3/13/2011

東日本大震災:発生3日目…「町が消えた」 三陸沿岸地区

 

3日目の朝が明けた。未曽有の東日本大震災による巨大津波で壊滅的打撃を受けた三陸沿岸地区。廃虚と化したがれきの間で、被災者たちは命をつなぐように2夜を越し、空や陸路で救助に向かう自衛隊や消防隊の姿があった。

北海道の函館空港の開港とともに離陸。雲上を一気に南下する。

13日午前8時45分、宮城県南三陸町上空。機体をきしませながら一気に高度を下げると、眼下にがれきと化した市街地が飛び込んできた。「町が消えた」。そんな言葉が脳裏に浮かぶ。「消息不明者1万人」とされる港町は、巨大な爪で根こそぎさらわれたようだ。

港に面した町並みは家屋が一掃されコンクリートの土台が遺跡のように残っている。黒く見える一帯は火事で焼け焦げた跡だ。押しつぶされた家屋から1本の煙が上がっている。

高台にある志津川高校の校庭に白線で、大書された「SOS」の文字。その傍らに立つ人影が飛来した社機を見上げている。

志津川小学校の校庭には、救助のヘリを待つように「丸にH」の文字が見える。

沖合の海に目を転ずると、浮遊する家屋の残骸や油の間で、転覆した船が赤い船底を見せている。

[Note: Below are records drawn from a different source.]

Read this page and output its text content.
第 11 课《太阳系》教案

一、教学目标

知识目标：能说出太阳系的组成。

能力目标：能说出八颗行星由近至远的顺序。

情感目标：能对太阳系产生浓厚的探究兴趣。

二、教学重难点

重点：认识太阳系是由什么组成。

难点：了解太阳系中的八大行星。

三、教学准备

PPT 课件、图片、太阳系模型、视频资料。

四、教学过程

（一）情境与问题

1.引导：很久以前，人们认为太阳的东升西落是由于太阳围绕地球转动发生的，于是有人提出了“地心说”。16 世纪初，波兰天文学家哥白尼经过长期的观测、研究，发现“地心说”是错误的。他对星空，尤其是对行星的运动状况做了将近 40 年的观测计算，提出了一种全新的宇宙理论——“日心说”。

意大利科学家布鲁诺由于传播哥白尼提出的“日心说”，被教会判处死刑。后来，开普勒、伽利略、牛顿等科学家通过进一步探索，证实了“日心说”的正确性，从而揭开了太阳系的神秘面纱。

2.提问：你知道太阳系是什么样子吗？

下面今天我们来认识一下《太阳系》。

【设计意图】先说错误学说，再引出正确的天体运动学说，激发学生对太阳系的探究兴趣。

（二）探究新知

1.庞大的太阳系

深く入り組んだリアス式海岸。湾口から襲った津波は入り江の奥に進むにつれて凶暴さを増して牙をむいた。姿をとどめる山や高台の家とは対照的に、海沿いの低地は家の痕跡もとどめていない。

機体を北転させて、沿岸沿いに遡上(そじょう)して同県気仙沼市に向かう。途中に見えるJR気仙沼線の鉄橋が、コンクリートの橋脚を残して消えている。

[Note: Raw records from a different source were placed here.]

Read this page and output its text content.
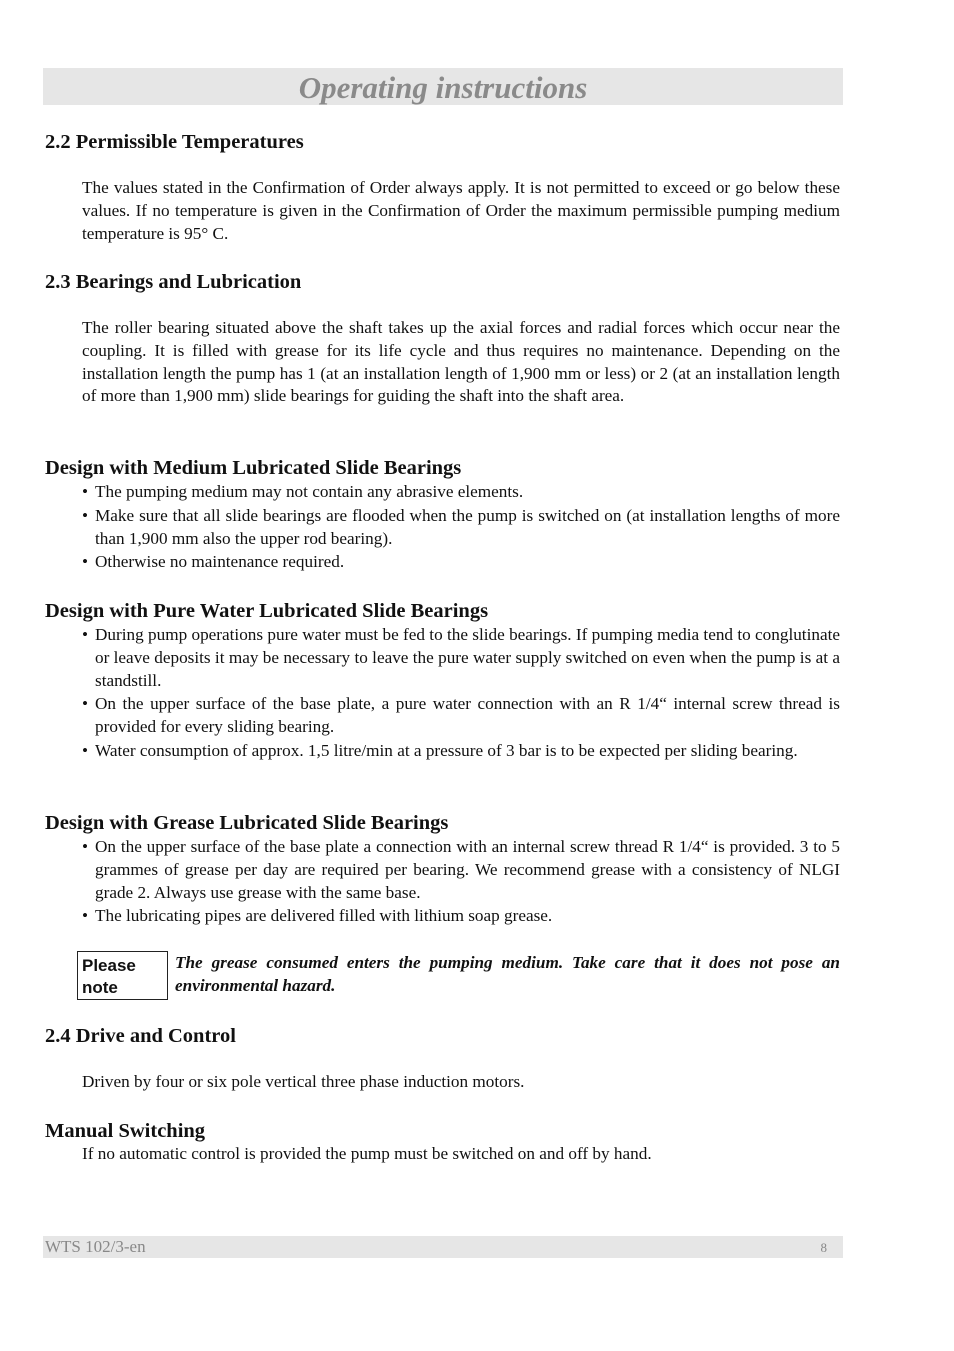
Operating instructions
2.2 Permissible Temperatures

The values stated in the Confirmation of Order always apply. It is not permitted to exceed or go below these values. If no temperature is given in the Confirmation of Order the maximum permissible pumping medium temperature is 95° C.

2.3 Bearings and Lubrication

The roller bearing situated above the shaft takes up the axial forces and radial forces which occur near the coupling. It is filled with grease for its life cycle and thus requires no maintenance. Depending on the installation length the pump has 1 (at an installation length of 1,900 mm or less) or 2 (at an installation length of more than 1,900 mm) slide bearings for guiding the shaft into the shaft area.

Design with Medium Lubricated Slide Bearings
• The pumping medium may not contain any abrasive elements.
• Make sure that all slide bearings are flooded when the pump is switched on (at installation lengths of more than 1,900 mm also the upper rod bearing).
• Otherwise no maintenance required.
Design with Pure Water Lubricated Slide Bearings
• During pump operations pure water must be fed to the slide bearings. If pumping media tend to conglutinate or leave deposits it may be necessary to leave the pure water supply switched on even when the pump is at a standstill.
• On the upper surface of the base plate, a pure water connection with an R 1/4“ internal screw thread is provided for every sliding bearing.
• Water consumption of approx. 1,5 litre/min at a pressure of 3 bar is to be expected per sliding bearing.
Design with Grease Lubricated Slide Bearings
• On the upper surface of the base plate a connection with an internal screw thread R 1/4“ is provided. 3 to 5 grammes of grease per day are required per bearing. We recommend grease with a consistency of NLGI grade 2. Always use grease with the same base.
• The lubricating pipes are delivered filled with lithium soap grease.
Please
note

The grease consumed enters the pumping medium. Take care that it does not pose an environmental hazard.

2.4 Drive and Control

Driven by four or six pole vertical three phase induction motors.

Manual Switching

If no automatic control is provided the pump must be switched on and off by hand.

WTS 102/3-en	8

市街地に近づくと、埠頭(ふとう)の跡に消防の赤いヘリが着陸しようとしている。海からは白い船が航跡を刻みながら接近している。

同9時、岩手県の陸前高田上空を旋回する。町の中心部の半分近くがいまだ水につかっている。野球場の半分が水に沈み、姿を残すのはコンクリートのマンションやビルだけだ。

泥水に埋もれた廃虚の間に、カーキ色の服を着た十数人の自衛隊員が列を作って歩いている。かすかに痕跡を残す道路の上を、毛布にくるまれた遺体を担架で運ぶ隊員もいる。

高台のグラウンドには陸路たどりついた陸上自衛隊のカーキ色の車両が並び、離れた場所には消防のレスキュー隊のテントが並ぶ。そして、内陸を結ぶ道路を遡上すると、被災地に向かう消防車が列を作って走っていた。しかし、さらに北部の沿岸地帯にある港町は孤立したまま。救助隊はまだ到着していない。